When employing a model factory I am seeing a strange difference in the effect of copied arrays versus copied scalars. Considering this simple example:

import pymc3 as pm

def model_factory():
    """Create a model with a scalar normal and an array normal"""
    with pm.Model() as model:
        foo = pm.Normal('foo', 0, 1)
        foo_array = pm.Normal('foo_array', 0, 1, shape=10)
        pm.Deterministic('bar', foo)
        pm.Deterministic('bar_array', foo_array)
    return model

# Create a model and sample it
with model_factory() as antecedent:
    ant_trace = pm.sample(draws=600, chains=2, tune=500)

# Create a second model, copy the values for foo and foo_array
# to the model, and then sample posterior
with model_factory() as consequent:
    ant_trace_df = pm.trace_to_dataframe(ant_trace, varnames=['foo', 'foo_array'])
    conseq_trace = pm.sample_posterior_predictive(
        trace=ant_trace_df.to_dict('records'),
        var_names=['bar', 'bar_array'],
        samples=len(ant_trace_df))

This example creates two identical models, antecedent and consequent. antecedent is sampled, and the values for foo and foo_array are copied to consequent. Then consequent is sampled.

Take a look at one sample (e.g. 42) in the traces of antecedent and consequent. Note that we cannot look at the value for foo in consequent, as it does not exist in the trace. But we can look at bar, a deterministic that takes the value of foo. The values for bar are identical in antecedent and consequent, as expected:

foo_array is just like foo, except it is an array instead of a scalar. And bar_array is just like bar, except it is also an array instead of a scalar. But the values for bar_array are completely different between antecedent and consequent:

sample_posterior_predictive seems to be ignoring the values of foo_array copied in from antecedent, and instead resampling the normal distribution.

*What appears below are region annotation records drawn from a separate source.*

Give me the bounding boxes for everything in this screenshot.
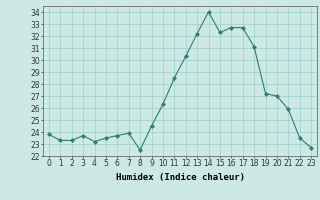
X-axis label: Humidex (Indice chaleur): Humidex (Indice chaleur) xyxy=(116,173,244,182)
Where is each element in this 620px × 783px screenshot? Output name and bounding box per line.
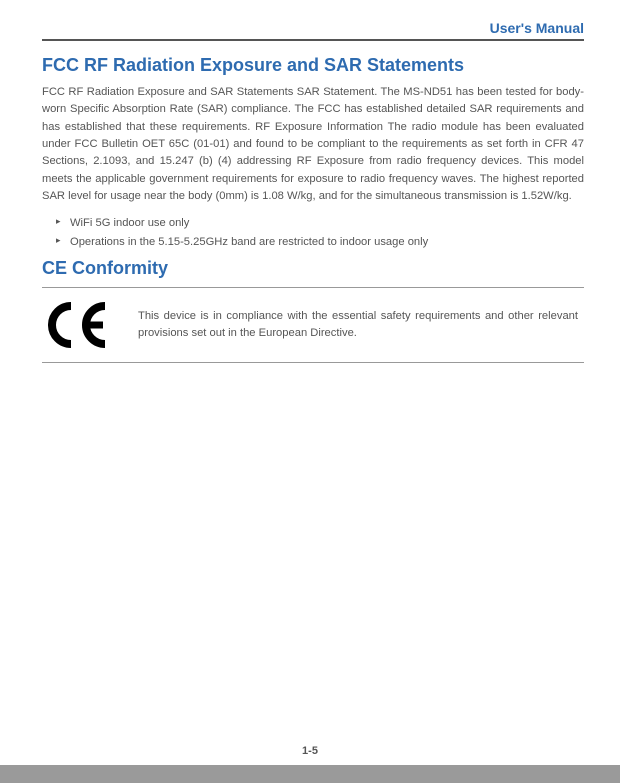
bullet-item: WiFi 5G indoor use only: [56, 214, 584, 233]
ce-conformity-box: This device is in compliance with the es…: [42, 287, 584, 363]
fcc-bullets: WiFi 5G indoor use only Operations in th…: [56, 214, 584, 252]
page-number: 1-5: [0, 745, 620, 757]
manual-page: User's Manual FCC RF Radiation Exposure …: [0, 0, 620, 783]
ce-body: This device is in compliance with the es…: [138, 308, 578, 342]
header-title: User's Manual: [42, 20, 584, 41]
footer-bar: [0, 765, 620, 783]
bullet-item: Operations in the 5.15-5.25GHz band are …: [56, 233, 584, 252]
ce-mark-icon: [48, 302, 114, 348]
fcc-heading: FCC RF Radiation Exposure and SAR Statem…: [42, 55, 584, 76]
ce-heading: CE Conformity: [42, 258, 584, 279]
fcc-body: FCC RF Radiation Exposure and SAR Statem…: [42, 84, 584, 206]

Is this expected behavior? Is this a bug in sample_posterior_predictive()? (fast_sample_posterior_predictive() exhibits the same behavior, albeit much faster.)

PyMC3 version 3.9.3

Reported as bug.

1 Like

Elsewhere @lucianopaz figured out the problem:

The problem is caused by pm.trace_to_dataframe(ant_trace, varnames=['foo', 'foo_array']). This creates a pandas dataframe where the entries for foo_array are split across columns named foo_array_0, foo_array_1, etc. These are then passed on to sample_posterior_predictive but there is no way for the sampler to understand that foo_array_0, foo_array_1, and the rest should be stacked together into a single foo_array value.

There are two ways to address this problem:

  1. Don’t convert to a DataFrame and drop the values from the MultiTrace directly:
with model_factory() as consequent:
    ant_trace.remove_values("bar")
    ant_trace.remove_values("bar_array")
    conseq_trace = pm.sample_posterior_predictive(
        trace=ant_trace,
        var_names=['bar', 'bar_array'],
    )
  1. Use arviz.InferenceData that stores the posterior samples in an xarray.Dataset, that can understand the multidimensional foo_array and bar_array without problems.
with model_factory() as antecedent:
    ant_trace = pm.sample(draws=600, chains=2, tune=500, return_inferencedata=True)

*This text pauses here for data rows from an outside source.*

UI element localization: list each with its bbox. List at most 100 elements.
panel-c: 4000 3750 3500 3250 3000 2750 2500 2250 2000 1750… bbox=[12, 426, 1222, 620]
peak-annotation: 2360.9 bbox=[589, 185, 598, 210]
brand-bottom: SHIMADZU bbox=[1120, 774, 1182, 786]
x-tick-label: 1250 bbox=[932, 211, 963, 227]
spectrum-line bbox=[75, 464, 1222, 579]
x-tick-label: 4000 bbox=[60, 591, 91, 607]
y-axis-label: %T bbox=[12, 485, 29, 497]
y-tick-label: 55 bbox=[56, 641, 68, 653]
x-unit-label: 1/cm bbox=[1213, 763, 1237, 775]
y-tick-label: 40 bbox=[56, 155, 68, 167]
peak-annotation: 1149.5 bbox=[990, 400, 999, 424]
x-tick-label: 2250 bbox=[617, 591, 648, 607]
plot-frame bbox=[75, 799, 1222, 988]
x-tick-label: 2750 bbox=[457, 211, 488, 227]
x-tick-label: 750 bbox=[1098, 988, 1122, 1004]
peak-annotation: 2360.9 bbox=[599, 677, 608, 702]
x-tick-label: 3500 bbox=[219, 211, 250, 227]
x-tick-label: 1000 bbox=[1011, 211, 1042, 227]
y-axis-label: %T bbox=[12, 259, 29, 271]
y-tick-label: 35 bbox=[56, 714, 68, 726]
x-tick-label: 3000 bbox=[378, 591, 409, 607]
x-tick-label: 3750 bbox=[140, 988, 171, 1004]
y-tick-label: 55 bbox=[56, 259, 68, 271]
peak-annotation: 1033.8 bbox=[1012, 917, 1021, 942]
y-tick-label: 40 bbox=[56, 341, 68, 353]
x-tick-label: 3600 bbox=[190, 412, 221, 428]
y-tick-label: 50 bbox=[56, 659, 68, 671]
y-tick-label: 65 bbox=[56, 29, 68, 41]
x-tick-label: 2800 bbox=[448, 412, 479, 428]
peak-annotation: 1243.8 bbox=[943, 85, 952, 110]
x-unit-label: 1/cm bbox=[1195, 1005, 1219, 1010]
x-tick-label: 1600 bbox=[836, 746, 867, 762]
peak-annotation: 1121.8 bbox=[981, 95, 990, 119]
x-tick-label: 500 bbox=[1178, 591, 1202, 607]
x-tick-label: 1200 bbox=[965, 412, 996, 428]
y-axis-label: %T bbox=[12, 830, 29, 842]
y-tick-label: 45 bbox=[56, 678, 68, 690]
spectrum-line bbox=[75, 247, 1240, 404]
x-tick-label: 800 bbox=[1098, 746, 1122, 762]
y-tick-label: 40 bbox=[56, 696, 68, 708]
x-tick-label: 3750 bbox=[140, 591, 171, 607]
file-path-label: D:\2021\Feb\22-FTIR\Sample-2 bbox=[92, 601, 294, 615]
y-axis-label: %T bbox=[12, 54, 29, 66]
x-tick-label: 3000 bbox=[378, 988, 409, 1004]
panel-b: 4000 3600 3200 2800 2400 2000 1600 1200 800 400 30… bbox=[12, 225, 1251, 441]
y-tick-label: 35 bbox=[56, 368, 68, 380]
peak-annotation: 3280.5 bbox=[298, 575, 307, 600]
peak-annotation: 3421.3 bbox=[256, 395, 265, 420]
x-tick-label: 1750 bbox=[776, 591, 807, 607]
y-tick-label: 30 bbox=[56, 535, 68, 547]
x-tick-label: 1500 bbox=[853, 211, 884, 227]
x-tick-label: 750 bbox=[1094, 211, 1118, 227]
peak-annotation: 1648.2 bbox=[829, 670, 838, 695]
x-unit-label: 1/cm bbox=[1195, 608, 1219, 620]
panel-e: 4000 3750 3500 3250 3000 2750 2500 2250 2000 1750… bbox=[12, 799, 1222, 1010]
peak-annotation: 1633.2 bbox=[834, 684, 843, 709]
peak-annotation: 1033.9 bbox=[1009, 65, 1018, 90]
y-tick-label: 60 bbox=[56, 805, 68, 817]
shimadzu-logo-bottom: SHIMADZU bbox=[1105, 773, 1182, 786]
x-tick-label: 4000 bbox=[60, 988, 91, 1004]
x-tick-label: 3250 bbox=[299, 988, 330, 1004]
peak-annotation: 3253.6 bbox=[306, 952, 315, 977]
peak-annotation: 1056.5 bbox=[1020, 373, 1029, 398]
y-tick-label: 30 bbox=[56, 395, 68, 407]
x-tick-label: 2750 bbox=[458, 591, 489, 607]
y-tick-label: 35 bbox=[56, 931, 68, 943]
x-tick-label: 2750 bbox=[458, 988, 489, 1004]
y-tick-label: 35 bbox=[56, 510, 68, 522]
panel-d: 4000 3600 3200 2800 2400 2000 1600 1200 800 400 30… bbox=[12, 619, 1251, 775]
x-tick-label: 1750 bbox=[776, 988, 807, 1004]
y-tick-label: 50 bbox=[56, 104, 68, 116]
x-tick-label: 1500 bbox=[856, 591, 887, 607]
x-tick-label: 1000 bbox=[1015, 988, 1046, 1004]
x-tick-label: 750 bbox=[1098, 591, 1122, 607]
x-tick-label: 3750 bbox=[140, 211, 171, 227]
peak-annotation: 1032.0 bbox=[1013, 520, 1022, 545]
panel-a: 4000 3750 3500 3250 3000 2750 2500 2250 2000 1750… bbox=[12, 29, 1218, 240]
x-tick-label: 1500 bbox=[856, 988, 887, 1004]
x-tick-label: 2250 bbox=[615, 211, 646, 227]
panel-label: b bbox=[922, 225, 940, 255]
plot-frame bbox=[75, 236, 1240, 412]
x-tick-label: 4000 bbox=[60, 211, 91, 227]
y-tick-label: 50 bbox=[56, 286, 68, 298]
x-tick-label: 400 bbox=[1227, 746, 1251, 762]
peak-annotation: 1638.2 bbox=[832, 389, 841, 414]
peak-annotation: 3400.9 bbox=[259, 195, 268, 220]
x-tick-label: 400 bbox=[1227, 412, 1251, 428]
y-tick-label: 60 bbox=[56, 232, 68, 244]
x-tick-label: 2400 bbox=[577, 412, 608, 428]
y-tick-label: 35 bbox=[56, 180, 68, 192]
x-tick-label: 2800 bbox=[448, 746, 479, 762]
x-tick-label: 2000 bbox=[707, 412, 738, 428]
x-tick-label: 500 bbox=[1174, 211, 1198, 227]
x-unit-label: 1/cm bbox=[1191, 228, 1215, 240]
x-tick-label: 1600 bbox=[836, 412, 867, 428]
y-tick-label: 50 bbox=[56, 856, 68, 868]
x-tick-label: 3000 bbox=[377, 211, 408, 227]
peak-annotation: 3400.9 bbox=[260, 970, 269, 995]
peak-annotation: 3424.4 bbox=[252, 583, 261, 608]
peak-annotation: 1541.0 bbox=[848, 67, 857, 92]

# Create a second model, copy the values for foo and foo_array
# from the first model to the second to the model. Then sample posterior
with model_factory() as consequent:
    ant_trace.posterior = ant_trace.posterior.drop_vars(["bar", "bar_array"])
    conseq_trace = pm.sample_posterior_predictive(
        trace=ant_trace,
        var_names=['bar', 'bar_array'],
    )